It was with great interest that we read the study by Mathew et al. (1). We thank the authors for their elegant and detailed functional analyses of circulating blood dendritic cells in sarcoidosis.
From a clinical standpoint, one conclusion of the authors needs commenting and a word of caution.
The authors use the widely accepted chest x-ray staging system proposed by Scadding in 1961 (2) as a measure of pulmonary disease activity and correlate it with in vitro measures of myeloid dendritic cell function and in vivo measures of delayed type hypersensitivity responses. They conclude that in vitro myeloid dendritic cell function correlates with in vivo measures of pulmonary disease severity.
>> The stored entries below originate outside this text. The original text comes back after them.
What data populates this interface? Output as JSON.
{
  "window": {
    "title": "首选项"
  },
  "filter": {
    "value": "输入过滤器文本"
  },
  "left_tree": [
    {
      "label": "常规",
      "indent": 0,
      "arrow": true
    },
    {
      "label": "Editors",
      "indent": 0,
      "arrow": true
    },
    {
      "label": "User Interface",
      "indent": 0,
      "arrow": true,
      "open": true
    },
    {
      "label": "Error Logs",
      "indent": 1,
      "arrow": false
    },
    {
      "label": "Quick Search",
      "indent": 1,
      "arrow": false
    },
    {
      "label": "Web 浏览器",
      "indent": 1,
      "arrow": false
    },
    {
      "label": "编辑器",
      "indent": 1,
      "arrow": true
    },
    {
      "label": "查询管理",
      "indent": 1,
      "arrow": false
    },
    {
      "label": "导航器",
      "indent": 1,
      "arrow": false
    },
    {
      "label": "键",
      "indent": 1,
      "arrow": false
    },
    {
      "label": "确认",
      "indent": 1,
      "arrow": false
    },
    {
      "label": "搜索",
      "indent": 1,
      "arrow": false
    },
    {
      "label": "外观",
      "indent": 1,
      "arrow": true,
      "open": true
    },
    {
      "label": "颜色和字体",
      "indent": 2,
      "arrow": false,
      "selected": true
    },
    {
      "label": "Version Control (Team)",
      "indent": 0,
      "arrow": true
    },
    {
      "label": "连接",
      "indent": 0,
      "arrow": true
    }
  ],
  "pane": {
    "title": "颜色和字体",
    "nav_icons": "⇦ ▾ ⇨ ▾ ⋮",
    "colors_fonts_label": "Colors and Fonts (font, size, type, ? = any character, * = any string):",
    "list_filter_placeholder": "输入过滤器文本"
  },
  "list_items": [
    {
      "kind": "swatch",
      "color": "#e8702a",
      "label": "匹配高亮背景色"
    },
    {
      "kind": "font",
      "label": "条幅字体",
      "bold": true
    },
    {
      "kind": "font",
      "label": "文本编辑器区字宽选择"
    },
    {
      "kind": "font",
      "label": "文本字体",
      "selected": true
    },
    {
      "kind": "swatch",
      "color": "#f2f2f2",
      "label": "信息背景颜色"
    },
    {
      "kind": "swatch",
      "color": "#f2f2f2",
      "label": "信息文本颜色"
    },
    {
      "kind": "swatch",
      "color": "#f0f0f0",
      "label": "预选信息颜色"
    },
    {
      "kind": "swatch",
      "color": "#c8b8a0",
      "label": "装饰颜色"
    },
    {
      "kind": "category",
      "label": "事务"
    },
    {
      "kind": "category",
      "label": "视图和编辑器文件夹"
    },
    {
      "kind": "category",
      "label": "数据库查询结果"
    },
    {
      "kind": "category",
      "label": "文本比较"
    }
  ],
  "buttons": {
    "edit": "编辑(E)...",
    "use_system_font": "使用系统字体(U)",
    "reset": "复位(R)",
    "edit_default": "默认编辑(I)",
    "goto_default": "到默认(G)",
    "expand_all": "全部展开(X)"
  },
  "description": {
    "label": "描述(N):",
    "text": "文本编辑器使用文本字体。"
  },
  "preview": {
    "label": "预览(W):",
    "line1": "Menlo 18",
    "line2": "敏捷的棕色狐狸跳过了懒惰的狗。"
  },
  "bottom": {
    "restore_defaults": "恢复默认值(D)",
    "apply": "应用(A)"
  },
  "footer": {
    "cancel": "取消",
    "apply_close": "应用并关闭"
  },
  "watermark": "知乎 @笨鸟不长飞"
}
The Scadding chest x-ray staging system is a purely descriptive and somewhat arbitrary classification that is generally accepted to correlate poorly overall with pulmonary disease activity and progression in patients with sarcoidosis (3).
Therefore, we believe that the above conclusion has to be interpreted with great caution. Also, it would have been interesting to include stage IV (fibrosis) in the analysis, since it may correlate less poorly with disease activity than the other stages (4). Markers of disease activity that distinguish better between treatment-responsive inflammatory lesions and treatment-nonresponsive fibrotic lesions than chest x-ray staging are high resolution CAT scanning (5), functional-anatomical imaging techniques like gallium or positron emission tomography (PET) scanning (6, 7, 8), and, last but not least, the clinician’s assessment of the clinical findings.
New scoring systems to assess disease activity have recently been proposed but still need validation (4, 9).